Retirement savers are not churning their portfolios and are thus not paying anything to HFT. Not a strong argument.
Making money making markets takes risk capital. i.e. Money. The money makes more money. Fact. I agree. But don't blame HFT. Blame finance. That is how finance works. I see a completely legitimate case for being anti-finance. I don't see a legitimate case for being anti-HFT only. Indeed, the opposite, if HFT reduces the bid/offer paid by the average retail investor. Which it does. Fact.
Do you know who hates HFT even more than the general public? Human market makers. I think that says more than any of my arguments.
Retirement savers are losing a cut of every paycheck to HFT when they go and add to their account. Likely multiple cuts if they've diversified. It's basically a tax you pay for not having the best access to the fastest server closest to the database.
HFT on average narrows the bid offer. Retail (i.e. small) investors benefit. Human market makers lose out. Without HFT your little old lady retirement angel would be paying much more to a rapacious human market maker.
The point is that it is not the end users who are getting hurt. It's the old monopoly - the human market makers.
It's not a tax, it's the price of immediacy. You can either work your orders yourself (which doesn't in the least require speed), or you can pay a concession. It has always been this way and always will. HFT has made that concession the lowest it has ever been for the vast majority of market participants.
If we're going to arbitrarily redefine terms, why not go with carpet-bagging? Or baby-mulching?
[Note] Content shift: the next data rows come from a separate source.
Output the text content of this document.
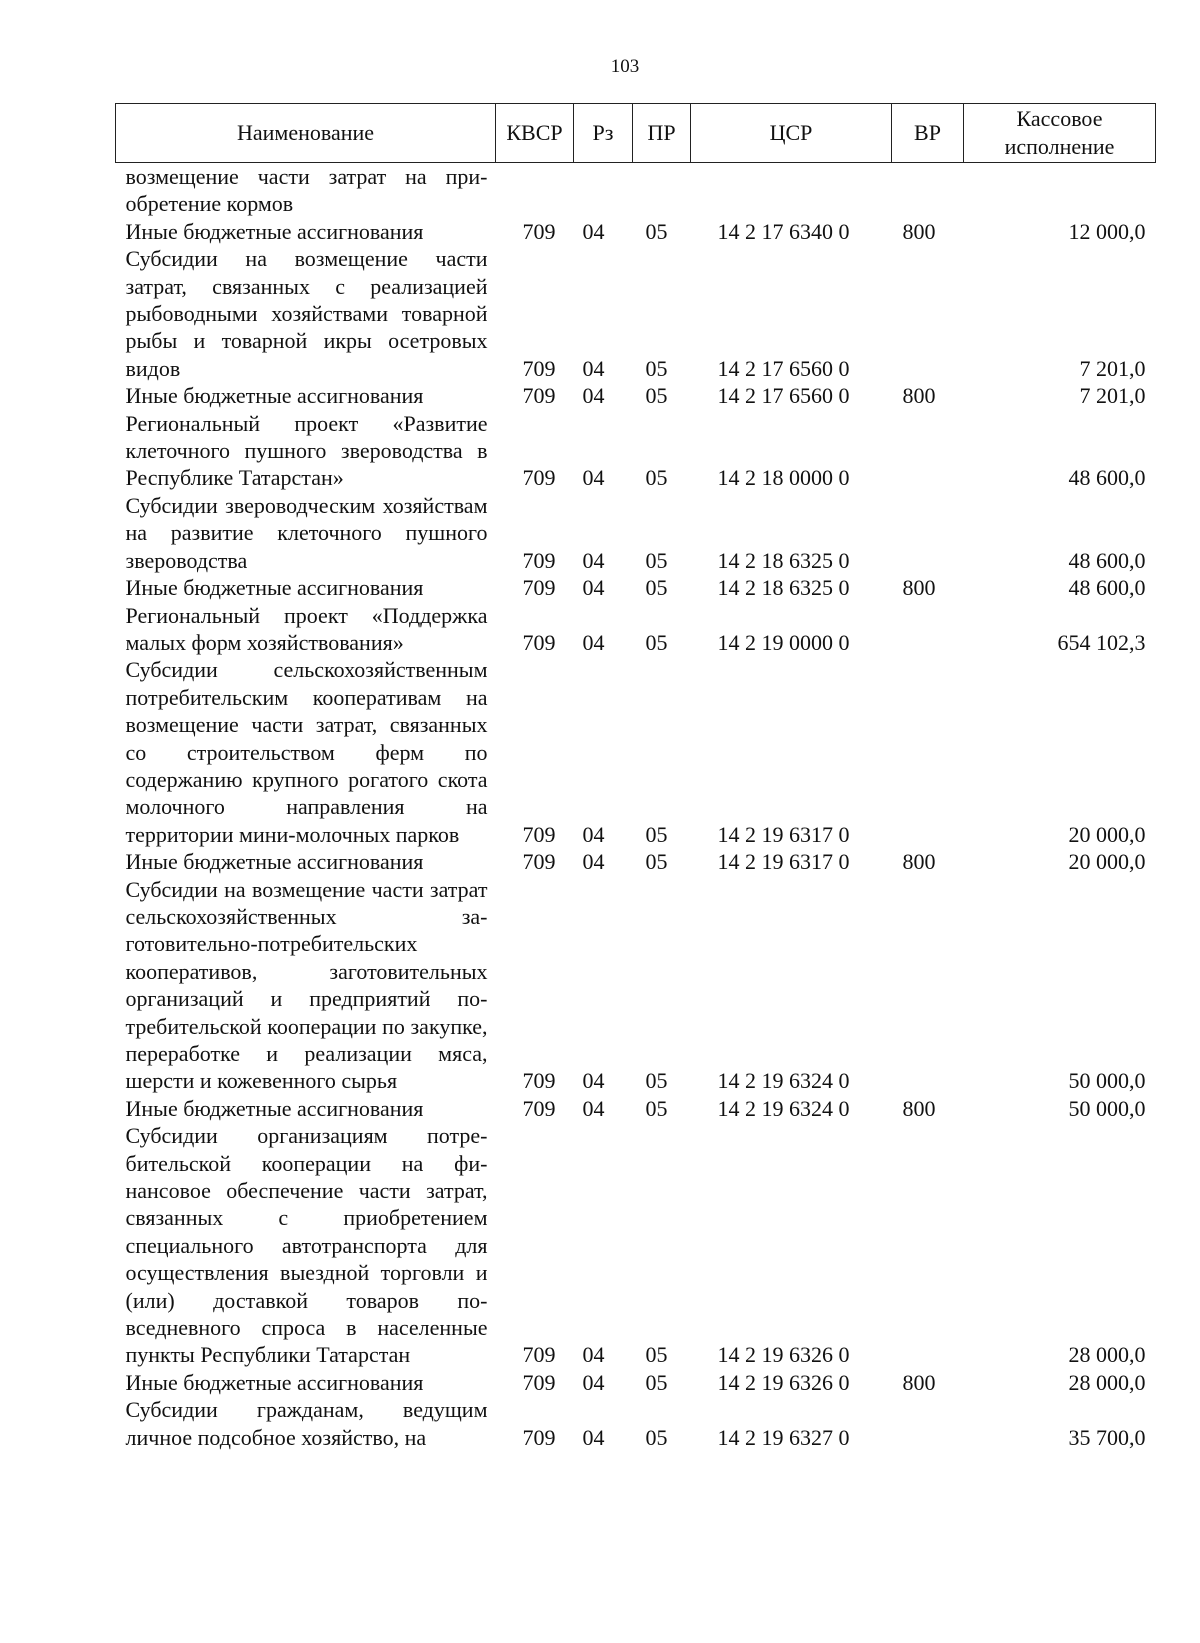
103
Наименование	КВСР	Рз	ПР	ЦСР	ВР	Кассовое исполнение
возмещение части затрат на приобретение кормов						
Иные бюджетные ассигнования	709	04	05	14 2 17 6340 0	800	12 000,0
Субсидии на возмещение части затрат, связанных с реализацией рыбоводными хозяйствами товарной рыбы и товарной икры осетровых видов	709	04	05	14 2 17 6560 0		7 201,0
Иные бюджетные ассигнования	709	04	05	14 2 17 6560 0	800	7 201,0
Региональный проект «Развитие клеточного пушного звероводства в Республике Татарстан»	709	04	05	14 2 18 0000 0		48 600,0
Субсидии звероводческим хозяйствам на развитие клеточного пушного звероводства	709	04	05	14 2 18 6325 0		48 600,0
Иные бюджетные ассигнования	709	04	05	14 2 18 6325 0	800	48 600,0
Региональный проект «Поддержка малых форм хозяйствования»	709	04	05	14 2 19 0000 0		654 102,3
Субсидии сельскохозяйственным потребительским кооперативам на возмещение части затрат, связанных со строительством ферм по содержанию крупного рогатого скота молочного направления на территории мини-молочных парков	709	04	05	14 2 19 6317 0		20 000,0
Иные бюджетные ассигнования	709	04	05	14 2 19 6317 0	800	20 000,0
Субсидии на возмещение части затрат сельскохозяйственных заготовительно-потребительских кооперативов, заготовительных организаций и предприятий потребительской кооперации по закупке, переработке и реализации мяса, шерсти и кожевенного сырья	709	04	05	14 2 19 6324 0		50 000,0
Иные бюджетные ассигнования	709	04	05	14 2 19 6324 0	800	50 000,0
Субсидии организациям потребительской кооперации на финансовое обеспечение части затрат, связанных с приобретением специального автотранспорта для осуществления выездной торговли и (или) доставкой товаров повседневного спроса в населенные пункты Республики Татарстан	709	04	05	14 2 19 6326 0		28 000,0
Иные бюджетные ассигнования	709	04	05	14 2 19 6326 0	800	28 000,0
Субсидии гражданам, ведущим личное подсобное хозяйство, на	709	04	05	14 2 19 6327 0		35 700,0
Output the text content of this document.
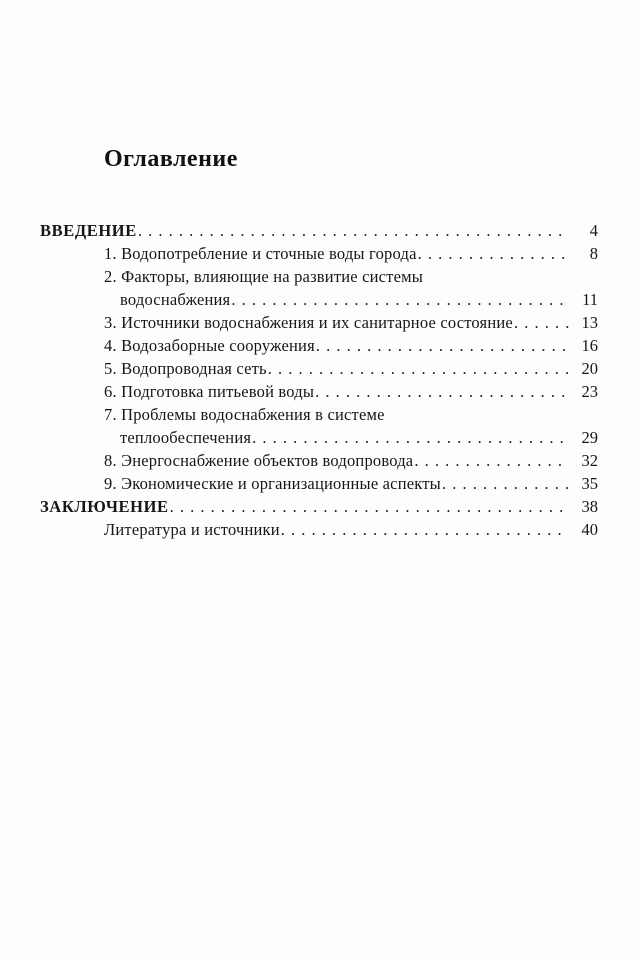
Оглавление
ВВЕДЕНИЕ . . .	4
1. Водопотребление и сточные воды города . . .	8
2. Факторы, влияющие на развитие системы
водоснабжения . . .	11
3. Источники водоснабжения и их санитарное состояние . . .	13
4. Водозаборные сооружения . . .	16
5. Водопроводная сеть . . .	20
6. Подготовка питьевой воды . . .	23
7. Проблемы водоснабжения в системе
теплообеспечения . . .	29
8. Энергоснабжение объектов водопровода . . .	32
9. Экономические и организационные аспекты . . .	35
ЗАКЛЮЧЕНИЕ . . .	38
Литература и источники . . .	40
Think how many more people would join you in opposition to "baby-mulching HFT".
Others often (rightfully) feel that HFTs who engage in latency arbitrage where they take advantage that everyone else is using the NBBO (because they have to), and the NBBO is lagged, are front-running assholes who extract value without creating anything.
And we refer to that thieving, predatory, value-stealing activity as 'front-running', even though technically you're engaging in a slightly different activity.